И на фоне этого противостояния тем более неожиданным может показаться обнаруживаемое в «Ночи перед Рождеством» подспудное соположение двух мадонн — католической мадонны («Пречистой Девы с младенцем на руках», которую видит во дворце Вакула) и мадонны православной, то есть Оксаны с ребенком на руках, появляющейся в последней сцене повести11. Однако вопрос о неожиданности данного соположения снимается, если мы примем во внимание, что тема «богобоязненного кузнеца»12, ставшего художником, как раз предельно вписывается в столь дорогую для Тика (и для немецких романтиков вообще) мысль о религиозности как особом благоговении перед искусством (и в этом смысле обвинение современного исследователя гоголевского героя в том, что тот «воспринимает картину исключительно с эстетической, а не вероучебной точки зрения»13, свидетельствует о полном игнорировании не только художественной природы текста самого Гоголя, но и контекста эпохи вообще). Так же и внешне, казалось бы, наивное восхищение Вакулы во дворце ручками, сделанными немецкими кузнецами, для человека той поры на самом деле отнюдь не наивно, но, возможно, являет собой скрытую отсылку к тиковской идее о ремесле, которое должно со временем уравняться с искусством (история кузнеца, стремление к пользе которого превращает его в художника в романе «Странствия Франца Штернбальда»).

В «Тарасе Бульбе» фон противопоставления и противоборства православия и католичества уже отчетливо исторический (хотя, подчас, как и в «Вечерах», сохраняет свою фольклорную подоснову). Но при этом, стоит только Андрию вступить в монастырский храм, как тут же появляется крамольная мысль (у автора? у героя?), что католичество есть такая же вера, как и православие, и что католический священник есть тоже священнослужитель, как и православный:

«Андрий невольно остановился при виде католического монаха, возбуждавшего такое ненавистное презрение в козаках, поступавших с ними бесчеловечней, чем с жидами. Монах тоже несколько отступил назад, увидев запорожского козака, но слово, невнятно произнесенное татаркою, его успокоило. Он посветил им, запер за ними дверь, ввел их по лестнице вверх, и они очутились под высокими, темными сводами монастырской церкви. У одного из алтарей, уставленного высокими подсвечниками и свечами, стоял на коленях священник и тихо молился. Около него с обеих сторон стояли также на коленях два молодые клирошанина в лиловых мантиях, с белыми кружевными шемизетками сверх их и с кадилами в руках. Он молился о ниспослании чуда: о спасении города, о подкреплении падающего духа, о ниспослании терпения, о удалении искусителя, нашептывающего ропот и малодушный, робкий плач на земные несчастия» (II, 96).

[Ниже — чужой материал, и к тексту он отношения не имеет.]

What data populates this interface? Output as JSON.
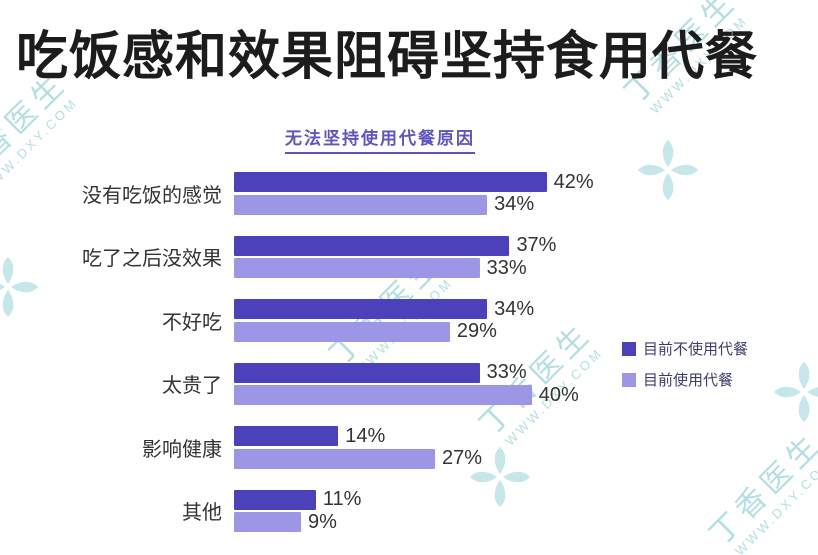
{
  "title": "吃饭感和效果阻碍坚持食用代餐",
  "watermark": {
    "brand": "丁香医生",
    "site": "WWW.DXY.COM"
  },
  "chart_data": {
    "type": "bar",
    "orientation": "horizontal",
    "title": "无法坚持使用代餐原因",
    "categories": [
      "没有吃饭的感觉",
      "吃了之后没效果",
      "不好吃",
      "太贵了",
      "影响健康",
      "其他"
    ],
    "series": [
      {
        "name": "目前不使用代餐",
        "color": "#4b42bb",
        "values": [
          42,
          37,
          34,
          33,
          14,
          11
        ]
      },
      {
        "name": "目前使用代餐",
        "color": "#9d96e6",
        "values": [
          34,
          33,
          29,
          40,
          27,
          9
        ]
      }
    ],
    "value_suffix": "%",
    "xlim": [
      0,
      45
    ],
    "grid": false,
    "legend_position": "right"
  }
}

Отметим, что все это не так уж далеко от мысли, не раз высказываемой Гоголем в письмах к матери. Ср., например, письмо от 22 декабря 1837 г.:

«Насчет моих чувств и мыслей об этом, вы правы, что спорили с другими, что я не переменю обрядов своей религии. Это совершенно справедливо. Потому что как религия наша, так и католическая совершенно одно и то же, и потому совершенно нет надобности переменять одну на другую. Та и другая истинна. Та и другая признают одного и того же спасителя нашего, одну и ту же божественную мудрость, посетившую некогда нашу землю, претерпевшую последнее унижение на ней, для того, чтобы возвысить выше нашу душу и устремить ее к небу» (XI, 118–119).

И не забудем также, что несомненно центральная и программная речь Тарасы Бульбы все же — при внимательном прочтении — предстает в редакции повести 1835 г. в двойном освещении: как речь патриота, но также и фанатика:

«„Добре, паны молодцы!“ сказал Тарас, взявши свою шапку в руки и потом опять надевши ее на голову. Глаза его сверкнули. „Вырежем все католичество, чтобы его и духу не было! Пусть пропадут нечестивые! Гайда, хлопцы!“ Сказавши это, исступленный седой фанатик отправился с полком своим в путь» (II, 351).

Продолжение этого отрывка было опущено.